12-hour nursing shifts: The cons

Increased chance of burnout and fatigue — A 12-hour shift is taxing enough, but when it turns into 13 or more hours, the chance that a nurse will experience emotional exhaustion and fatigue — and the resulting burnout — increases. Fatigue also has an accumulating effect. So nurses who work longer shifts may sleep poorly and then return to work the following day still exhausted from the previous shift.

Patient safety risks  According to an article in the International Journal of Public Health, a systematic review found that working more than 12 hours a day or more than 40 hours per week was related to adverse patient outcomes. The higher risk to patient safety and nurse burnout has some nurse leaders endorsing a move away from the 12-hour shift and toward more flexible work schedules. 

Although each type of shift has its advantages when it comes to ensuring patient safety, it’s important to remember that other factors may compromise patient safety such as the implementation of effective safety protocols and whether nurses have the necessary time and resources to prioritize patient care.

Decreased job satisfaction — While some data has shown that nurses prefer the flexibility and other perks of 12-hour shifts, other research suggests that longer shift lengths can negatively impact nurses.
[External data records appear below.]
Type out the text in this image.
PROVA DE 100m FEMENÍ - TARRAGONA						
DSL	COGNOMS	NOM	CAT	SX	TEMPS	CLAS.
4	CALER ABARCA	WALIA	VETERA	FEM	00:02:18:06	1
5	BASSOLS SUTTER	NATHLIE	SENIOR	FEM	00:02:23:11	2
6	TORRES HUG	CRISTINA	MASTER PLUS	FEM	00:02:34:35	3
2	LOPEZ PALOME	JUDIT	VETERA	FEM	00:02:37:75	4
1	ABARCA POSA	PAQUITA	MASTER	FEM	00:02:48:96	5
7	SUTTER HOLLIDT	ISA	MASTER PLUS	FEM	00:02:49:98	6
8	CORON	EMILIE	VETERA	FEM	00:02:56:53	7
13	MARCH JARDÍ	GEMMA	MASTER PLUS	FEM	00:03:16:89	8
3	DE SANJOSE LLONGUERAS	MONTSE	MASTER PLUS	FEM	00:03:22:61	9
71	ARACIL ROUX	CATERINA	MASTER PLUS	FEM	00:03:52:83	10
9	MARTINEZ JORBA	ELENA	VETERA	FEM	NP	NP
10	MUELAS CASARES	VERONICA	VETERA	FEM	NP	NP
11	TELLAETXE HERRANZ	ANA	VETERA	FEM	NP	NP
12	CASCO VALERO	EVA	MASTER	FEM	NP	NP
The results of a BMC Nursing study indicated that nurses who worked shifts lasting 12 hours were prone to expressing reduced job satisfaction, elevated levels of burnout, and an increased inclination to quit their current positions. 

Some insights about job satisfaction 

Nurses’ satisfaction with their jobs depends on multiple variables, and work shift is just one of them.’s 2022 Nurse Salary Research Report explains that regular merit increases and using their full scope of skills can also have a positive effect on job satisfaction. According to a Forbes article, employee satisfaction in any profession is also influenced by several fundamentals that can be applied to nurses, including:

  1. What you do has to suit you A job should match your strengths and skill sets.
  2. Why you do it matters too — What’s your motivation for being a nurse, and are you personally recognized for your contributions? As the article states, “Never let any job at your organization be a thankless one.” Meaningful recognition has been shown to be important to nurses.
  3. Growth brings gratification — Being given opportunities to expand your skill sets and pursue educational goals shows nurses their employers are interested in seeing them reach new heights in their careers. 

To optimize nursing shifts, leadership teams should regularly assess the impact of shift work on patient care and nurses’ job satisfaction and well-being. Allowing nurses to share their opinions and experiences without judgment can be pivotal in identifying and addressing shift issues before they escalate into unhealthy environments for everyone.